Since then, she has started teaching Anusara yoga, speaking and podcasting to share her message as widely as possible.

Connecting Pieces of the Self

Lorton, Va., instructor and YogaFit master trainer Suzie Celantano first discovered yoga after several years of acting, dancing and teaching group fitness.

“Then in 2003, I started to connect to mind/body disciplines, and all of these seemingly divergent paths -- as teacher (of theatre;) artist, fitness teacher, spiritual seeker, philanthropist, merged with my discovery of further depths in yoga and Pilates,” she said.

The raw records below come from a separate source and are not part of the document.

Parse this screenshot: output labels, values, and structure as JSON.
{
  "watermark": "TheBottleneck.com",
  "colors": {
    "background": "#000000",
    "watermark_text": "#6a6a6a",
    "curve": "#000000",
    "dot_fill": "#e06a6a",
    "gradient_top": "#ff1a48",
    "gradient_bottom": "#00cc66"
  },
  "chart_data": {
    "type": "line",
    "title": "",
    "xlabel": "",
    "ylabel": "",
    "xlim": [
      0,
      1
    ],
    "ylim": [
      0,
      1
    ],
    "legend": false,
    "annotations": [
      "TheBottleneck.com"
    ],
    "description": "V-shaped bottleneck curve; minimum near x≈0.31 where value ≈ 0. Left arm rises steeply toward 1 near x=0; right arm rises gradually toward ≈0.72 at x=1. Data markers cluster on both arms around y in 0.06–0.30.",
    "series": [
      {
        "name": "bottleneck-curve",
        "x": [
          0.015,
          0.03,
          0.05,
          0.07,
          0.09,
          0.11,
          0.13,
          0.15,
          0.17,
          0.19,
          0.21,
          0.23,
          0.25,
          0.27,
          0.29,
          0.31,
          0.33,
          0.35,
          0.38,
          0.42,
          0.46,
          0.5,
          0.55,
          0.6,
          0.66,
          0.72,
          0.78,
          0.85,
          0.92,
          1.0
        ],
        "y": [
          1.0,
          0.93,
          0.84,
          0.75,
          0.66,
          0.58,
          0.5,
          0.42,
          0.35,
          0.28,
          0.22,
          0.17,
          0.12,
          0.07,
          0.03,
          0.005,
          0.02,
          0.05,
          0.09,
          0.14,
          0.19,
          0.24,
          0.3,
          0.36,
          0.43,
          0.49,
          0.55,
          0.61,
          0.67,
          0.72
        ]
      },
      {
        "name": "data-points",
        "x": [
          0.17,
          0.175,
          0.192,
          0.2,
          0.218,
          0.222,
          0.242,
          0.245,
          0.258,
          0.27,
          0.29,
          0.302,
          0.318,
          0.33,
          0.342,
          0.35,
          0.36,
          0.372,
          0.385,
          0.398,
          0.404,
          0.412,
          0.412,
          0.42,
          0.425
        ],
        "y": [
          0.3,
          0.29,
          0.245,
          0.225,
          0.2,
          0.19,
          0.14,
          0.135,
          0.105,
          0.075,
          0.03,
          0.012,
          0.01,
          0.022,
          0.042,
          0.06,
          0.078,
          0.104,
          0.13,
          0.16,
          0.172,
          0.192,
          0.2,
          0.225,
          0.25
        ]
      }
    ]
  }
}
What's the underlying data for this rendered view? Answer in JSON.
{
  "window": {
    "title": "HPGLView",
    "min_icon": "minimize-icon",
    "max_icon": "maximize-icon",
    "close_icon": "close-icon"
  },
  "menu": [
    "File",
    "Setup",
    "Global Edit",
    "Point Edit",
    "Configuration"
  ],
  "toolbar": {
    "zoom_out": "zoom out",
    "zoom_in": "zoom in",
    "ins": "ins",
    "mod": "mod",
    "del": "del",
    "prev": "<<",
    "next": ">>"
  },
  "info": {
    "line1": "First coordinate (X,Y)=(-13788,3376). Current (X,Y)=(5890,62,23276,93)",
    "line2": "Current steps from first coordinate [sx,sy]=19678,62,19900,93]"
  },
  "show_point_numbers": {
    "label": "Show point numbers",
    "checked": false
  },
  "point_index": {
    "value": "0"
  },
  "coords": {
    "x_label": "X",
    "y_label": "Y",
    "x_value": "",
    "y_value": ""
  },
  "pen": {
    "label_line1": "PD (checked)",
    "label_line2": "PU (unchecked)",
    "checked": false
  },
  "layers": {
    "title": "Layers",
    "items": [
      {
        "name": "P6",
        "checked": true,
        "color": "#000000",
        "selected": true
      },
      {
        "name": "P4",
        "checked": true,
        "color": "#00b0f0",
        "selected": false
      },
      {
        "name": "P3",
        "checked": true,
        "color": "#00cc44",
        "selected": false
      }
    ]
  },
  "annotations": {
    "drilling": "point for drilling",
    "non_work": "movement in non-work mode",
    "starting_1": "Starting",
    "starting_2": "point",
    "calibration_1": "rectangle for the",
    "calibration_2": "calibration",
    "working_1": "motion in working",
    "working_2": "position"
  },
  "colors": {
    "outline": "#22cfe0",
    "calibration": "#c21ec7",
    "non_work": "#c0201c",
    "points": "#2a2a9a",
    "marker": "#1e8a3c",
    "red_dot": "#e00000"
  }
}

As she continued teaching, Celantano took more and more training and found herself appreciating yoga more and more. She was an adjunct theater instructor for several universities and planned to get her PhD and find a tenure-track position. She described yoga during this time as her “side gig” — until the morning she woke up and realized she was living her dream of teaching and mentoring other teachers.

“Moral of the story — if it wasn't apparent, is to NOT be so caught up in the vision of a goal's particulars, that you fail to see that it can morph into something different ... dare I say more,” Celantano said. “The universe always gives us more than we ask for. The challenge is to savor it.”